# [W]WoC and WoC bits [H] 40k Odds and ends



## Angelus Censura (Oct 11, 2010)

I've decided to forge on with fantasy, and leave 40k in the grim dark past for the time being. So heres the scoop: I'm looking for a bunch of fantasy bits for some conversions, as well as Chaos Warriors, Marauders, Chariots, etc. I'd like to find some unbuilt, or at least unpainted minis, though I have to turn around and trade mine painted haha. 

*Heres what I have: *
*(Orange text will indicate its been traded already)*
- Paperback Liber Chaotica
- Nurgly Chaos Land Raider (PM for Picture)
- Sniper Scouts X4 and Scout with Missile Launcher, primed black
- Converted Blood Angels Commander Dante (PM for Picture)
- Lots of Blood Angel and Chaos bits, as well as SM heavy weapon bits (Plasma Cannons, Missile Launchers, Heavy Bolters)

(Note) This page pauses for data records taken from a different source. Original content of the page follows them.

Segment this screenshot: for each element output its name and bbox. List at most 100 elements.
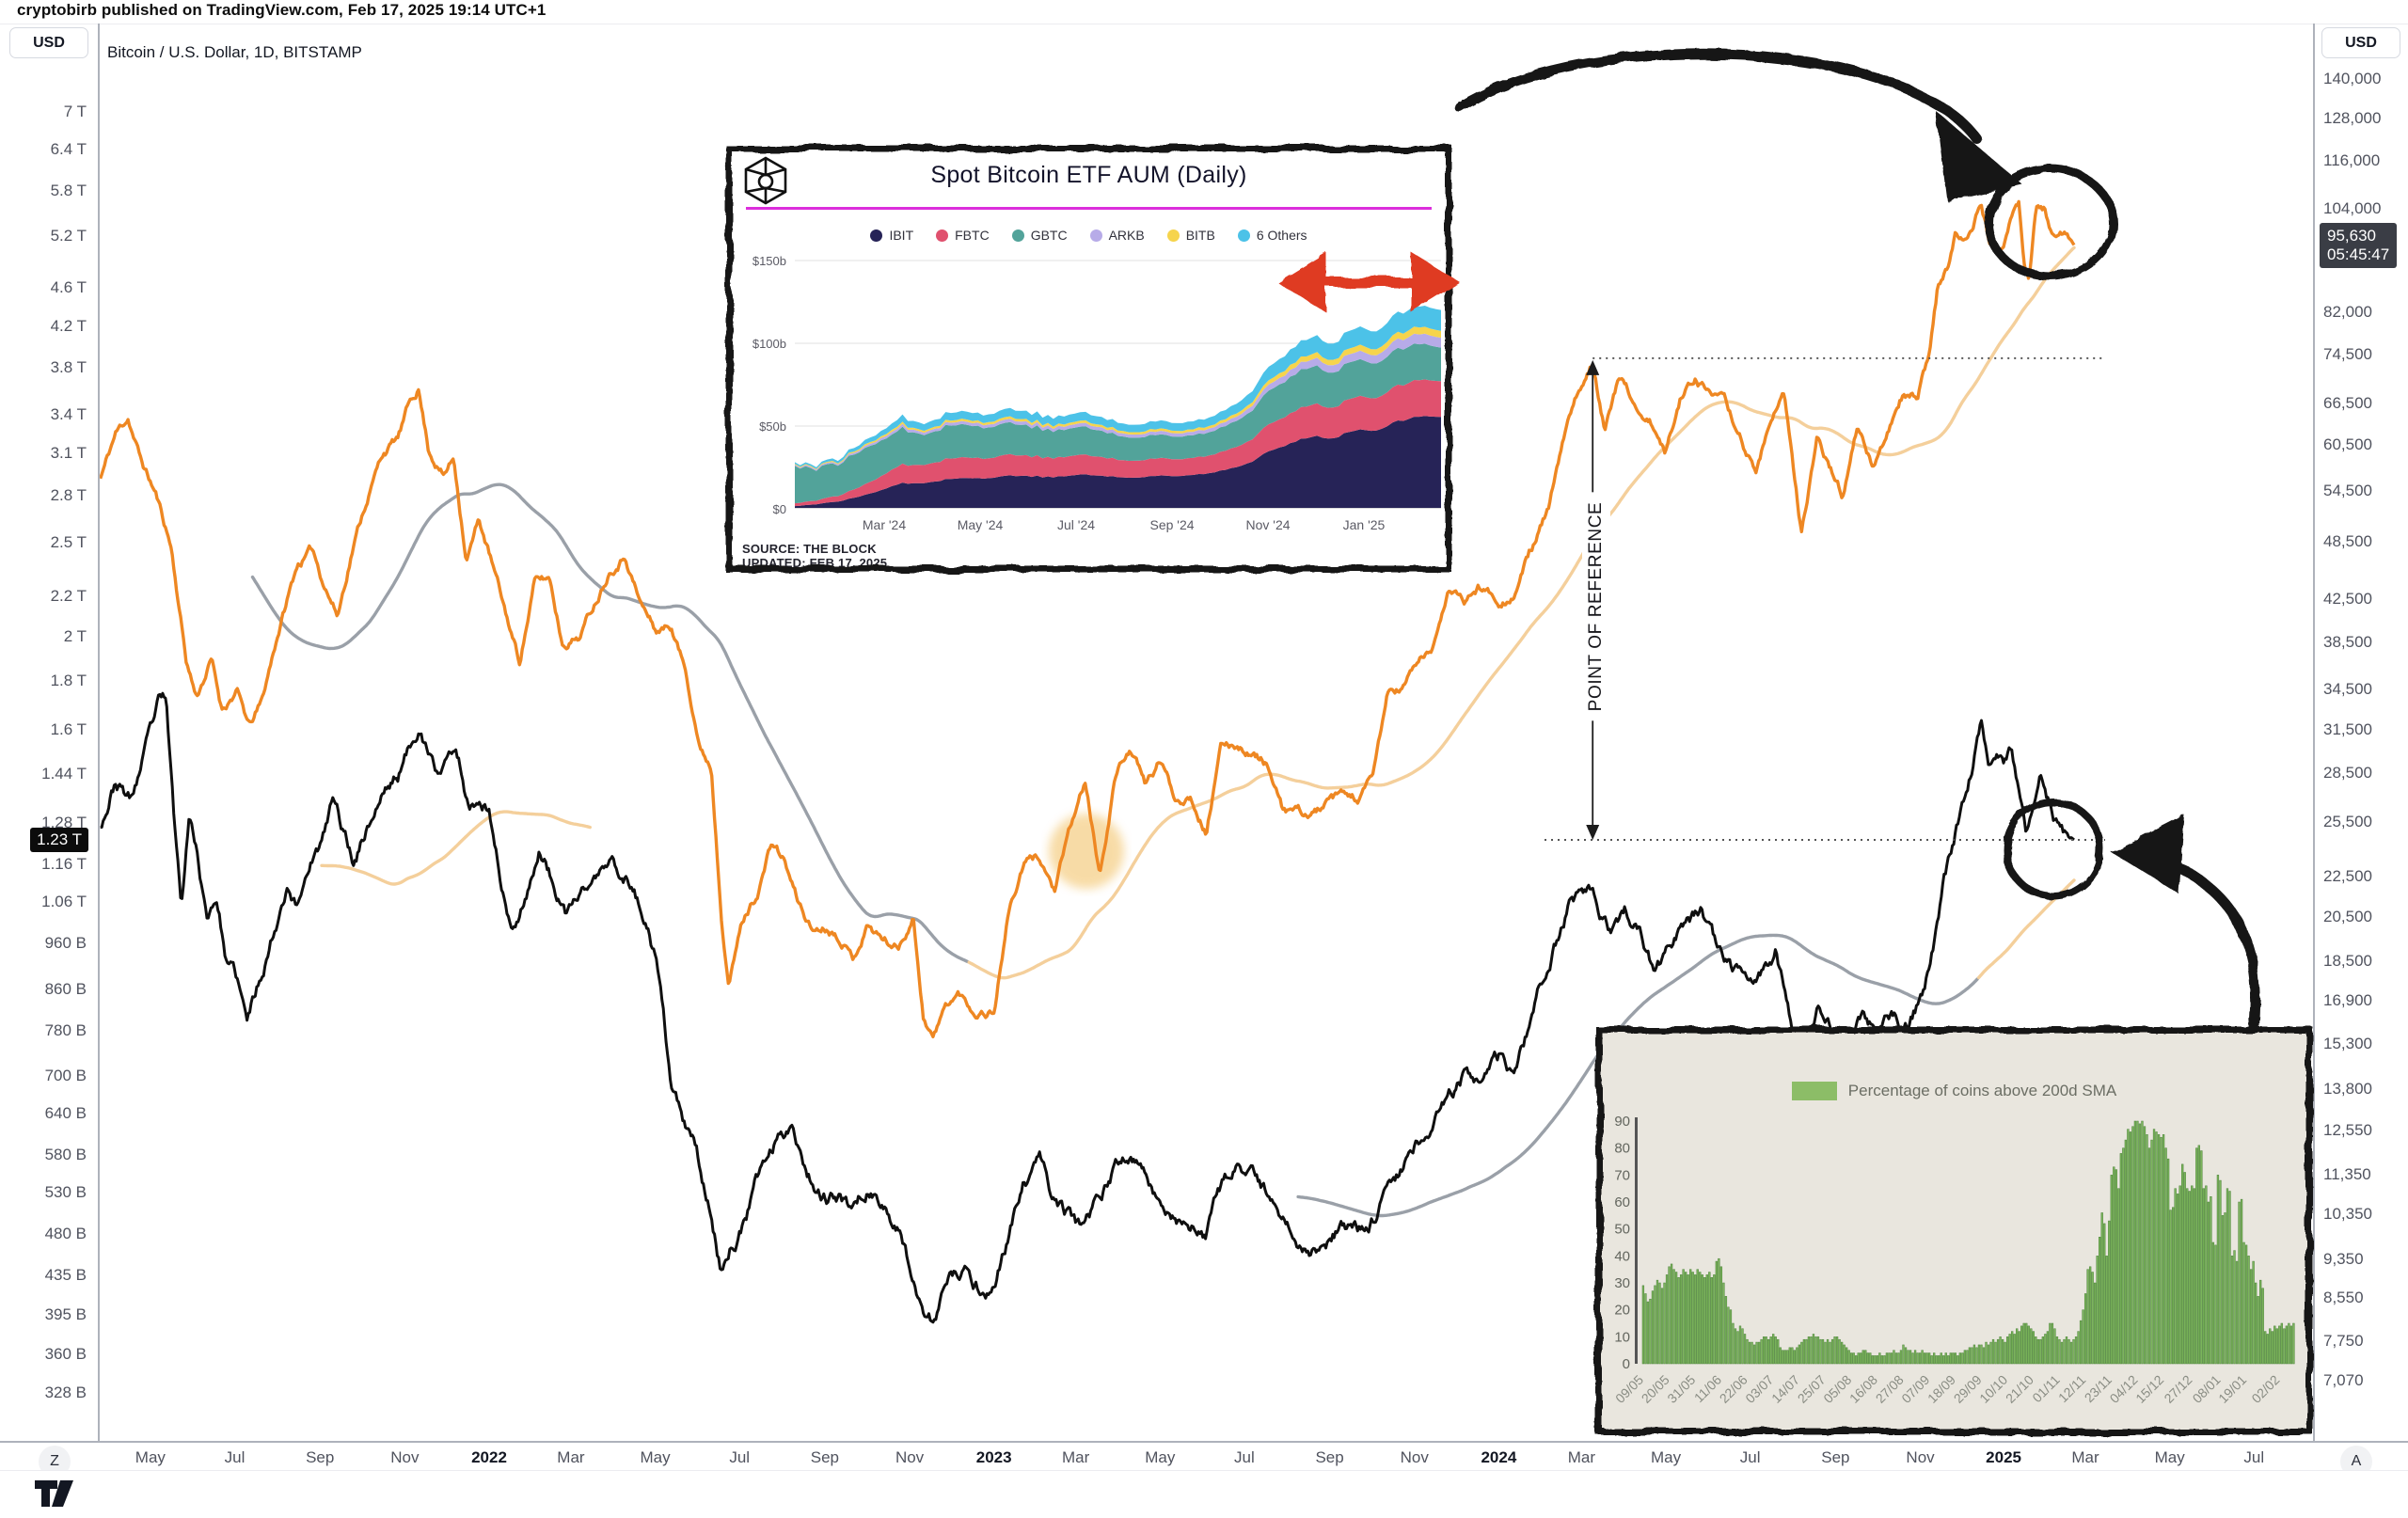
left-axis-currency-button[interactable]: USD — [9, 27, 88, 58]
breadth-bar — [2065, 1336, 2068, 1365]
breadth-bar — [2127, 1129, 2130, 1365]
breadth-bar — [2030, 1328, 2033, 1365]
breadth-bar — [2129, 1131, 2132, 1365]
etf-legend-dot — [870, 229, 883, 242]
time-axis-tick: May — [2154, 1448, 2185, 1466]
etf-y-tick: $100b — [752, 337, 786, 351]
breadth-x-tick: 16/08 — [1846, 1372, 1880, 1406]
breadth-bar — [1746, 1338, 1749, 1365]
breadth-x-tick: 20/05 — [1639, 1372, 1672, 1406]
breadth-bar — [2172, 1207, 2175, 1365]
symbol-legend[interactable]: Bitcoin / U.S. Dollar, 1D, BITSTAMP — [107, 43, 362, 61]
breadth-bar — [1975, 1347, 1978, 1365]
left-axis-tick: 2.8 T — [50, 485, 87, 504]
breadth-bar — [1814, 1336, 1817, 1365]
breadth-x-tick: 08/01 — [2190, 1372, 2224, 1406]
right-axis-tick: 10,350 — [2323, 1205, 2372, 1224]
breadth-bar — [1783, 1350, 1786, 1365]
marketcap-line — [100, 691, 2075, 1324]
moving-average-line — [1976, 878, 2076, 980]
breadth-bar — [2051, 1322, 2054, 1365]
breadth-bar — [2146, 1134, 2148, 1365]
breadth-bar — [2193, 1188, 2195, 1365]
etf-updated-line: UPDATED: FEB 17, 2025 — [742, 556, 888, 570]
breadth-bar — [2174, 1188, 2177, 1365]
breadth-bar — [1876, 1355, 1878, 1365]
left-axis-tick: 2.5 T — [50, 533, 87, 552]
breadth-bar — [1918, 1352, 1922, 1365]
breadth-bar — [2110, 1175, 2113, 1365]
breadth-bar — [1715, 1260, 1719, 1365]
time-axis-tick: Sep — [1821, 1448, 1850, 1466]
breadth-y-tick: 90 — [1614, 1114, 1630, 1130]
breadth-bar — [1682, 1269, 1685, 1365]
breadth-bar — [2001, 1338, 2004, 1365]
breadth-bar — [1883, 1355, 1886, 1365]
etf-x-tick: Nov '24 — [1245, 517, 1291, 532]
right-axis-tick: 12,550 — [2323, 1121, 2372, 1140]
breadth-y-tick: 80 — [1614, 1141, 1630, 1157]
breadth-bar — [1897, 1352, 1900, 1365]
etf-y-tick: $0 — [772, 502, 786, 516]
left-axis-tick: 435 B — [44, 1265, 87, 1284]
breadth-bar — [2292, 1322, 2295, 1365]
time-axis-tick: Mar — [1567, 1448, 1596, 1466]
breadth-bar — [1679, 1274, 1683, 1365]
left-axis-tick: 4.2 T — [50, 316, 87, 335]
breadth-bar — [2077, 1331, 2080, 1365]
breadth-bar — [2219, 1179, 2222, 1365]
marketcap-value-badge: 1.23 T — [30, 828, 88, 852]
breadth-bar — [2264, 1331, 2267, 1365]
breadth-bar — [1646, 1301, 1650, 1365]
breadth-bar — [2036, 1338, 2039, 1365]
right-axis-tick: 11,350 — [2323, 1164, 2371, 1183]
breadth-bar — [2022, 1322, 2025, 1365]
breadth-bar — [1977, 1344, 1981, 1365]
left-axis-tick: 360 B — [44, 1344, 87, 1363]
breadth-bar — [2004, 1341, 2006, 1365]
breadth-bar — [1765, 1336, 1767, 1365]
breadth-bar — [1947, 1355, 1950, 1365]
right-axis-tick: 74,500 — [2323, 344, 2372, 363]
breadth-bar — [2155, 1131, 2158, 1365]
breadth-x-tick: 02/02 — [2248, 1372, 2282, 1406]
breadth-bar — [1729, 1309, 1733, 1365]
breadth-bar — [2117, 1188, 2120, 1365]
breadth-x-tick: 11/06 — [1691, 1372, 1725, 1406]
breadth-bar — [2013, 1334, 2016, 1365]
breadth-bar — [1755, 1341, 1758, 1365]
breadth-bar — [1840, 1341, 1844, 1365]
yellow-highlight — [1049, 814, 1124, 889]
right-axis-currency-button[interactable]: USD — [2321, 27, 2400, 58]
breadth-bar — [2166, 1158, 2170, 1365]
breadth-bar — [1857, 1352, 1860, 1365]
breadth-bar — [1807, 1336, 1811, 1365]
breadth-bar — [2032, 1331, 2035, 1365]
time-axis-tick: 2024 — [1481, 1448, 1517, 1466]
time-axis-tick: May — [1145, 1448, 1176, 1466]
breadth-bar — [1796, 1347, 1798, 1365]
breadth-x-tick: 10/10 — [1976, 1372, 2010, 1406]
breadth-x-tick: 29/09 — [1951, 1372, 1985, 1406]
breadth-bar — [1793, 1350, 1796, 1365]
breadth-bar — [2086, 1269, 2089, 1365]
breadth-bar — [1855, 1355, 1858, 1365]
breadth-bar — [2288, 1322, 2290, 1365]
breadth-bar — [2035, 1336, 2037, 1365]
breadth-bar — [2191, 1185, 2194, 1365]
breadth-bar — [1952, 1352, 1955, 1365]
right-axis-tick: 15,300 — [2323, 1035, 2372, 1053]
breadth-bar — [2214, 1244, 2217, 1365]
breadth-bar — [1899, 1350, 1903, 1365]
breadth-bar — [2039, 1338, 2042, 1365]
breadth-bar — [1668, 1266, 1671, 1365]
breadth-bar — [1835, 1336, 1839, 1365]
tradingview-logo-icon[interactable] — [34, 1479, 75, 1508]
breadth-x-tick: 27/12 — [2161, 1372, 2194, 1406]
breadth-bar — [1798, 1344, 1801, 1365]
left-axis-tick: 780 B — [44, 1020, 87, 1039]
breadth-bar — [1760, 1338, 1763, 1365]
right-axis-tick: 48,500 — [2323, 531, 2372, 550]
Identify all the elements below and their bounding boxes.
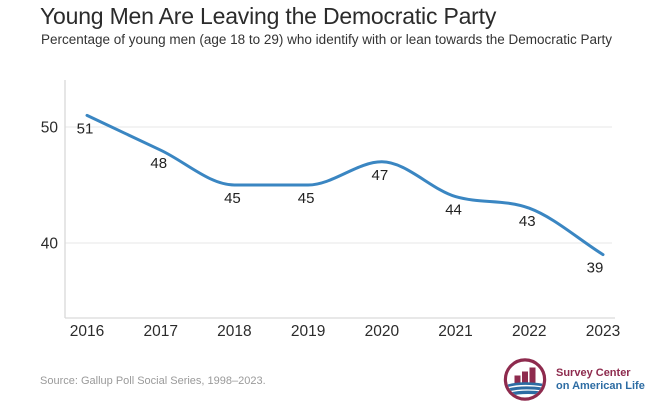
- y-tick-label: 50: [41, 120, 59, 137]
- x-tick-label: 2018: [217, 323, 251, 340]
- survey-center-logo-icon: [503, 358, 547, 401]
- data-label: 45: [298, 190, 315, 207]
- data-label: 51: [77, 120, 94, 137]
- x-tick-label: 2019: [291, 323, 325, 340]
- data-label: 47: [371, 167, 388, 184]
- source-note: Source: Gallup Poll Social Series, 1998–…: [40, 375, 266, 387]
- data-label: 45: [224, 190, 241, 207]
- logo-wave-1: [507, 382, 543, 389]
- logo-text-line1: Survey Center: [556, 367, 631, 379]
- chart-title: Young Men Are Leaving the Democratic Par…: [40, 3, 497, 29]
- data-label: 48: [150, 155, 167, 172]
- data-label: 39: [587, 260, 604, 277]
- logo-bar-medium: [522, 371, 528, 385]
- survey-center-logo-text: Survey Center on American Life: [556, 367, 645, 392]
- logo-text-line2: on American Life: [556, 379, 645, 392]
- logo-bar-small: [514, 375, 521, 385]
- data-label: 44: [445, 202, 462, 219]
- data-label: 43: [519, 213, 536, 230]
- y-tick-label: 40: [41, 236, 59, 253]
- chart-subtitle: Percentage of young men (age 18 to 29) w…: [41, 32, 613, 47]
- survey-center-logo: Survey Center on American Life: [502, 356, 645, 403]
- logo-bar-tall: [529, 367, 536, 385]
- x-tick-label: 2016: [70, 323, 104, 340]
- x-tick-label: 2023: [586, 323, 620, 340]
- trend-line: [85, 113, 605, 257]
- x-tick-label: 2020: [365, 323, 400, 340]
- x-tick-label: 2017: [143, 323, 177, 340]
- x-tick-label: 2021: [438, 323, 472, 340]
- x-tick-label: 2022: [512, 323, 546, 340]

*Heres what I'm looking for:*
- Chaos Warriors
- Chaos Knights
- Khorne Lord on Juggernaut (Fantasy)
- Chaos Marauders
- Empire Battle Wizards (these need to be unassembled for a conversion  )

*Bits:*
- Wheels from chariots (not elf chariots though, I need them too look at least semi-chaos, and I will end up needing 12 in all - if anyone knows where I can purchase these, that would be awesome!)
- WoC weapons such as halbreds from Chaos Knights, great weapons for Marauders, etc.
- Spikey bits from Chaos tank sprues
- Skeleton bits, need skulls, bones, torsos, any extra skeletal bits that a Vampire Count player may have lying around collecting dust 
- Individual Chaos Warriors that are just lying around, can be built and painted, as long as I can strip them for a nurgly conversion :grin: 

Lots of stuff, I'm going to be doing tons of conversions, including scratch built Hellcannons (which is why I need bones and chariot wheels haha) - if anyone has some of this lying around and can hook me up with a good deal (as I'm quite poor at the moment), I will be sure to throw up tutorials and a project log so you can see your unused bits going to good use (though I will do this no matter what, but I need a selling point  )

Thanks for looking!
Cheers


----------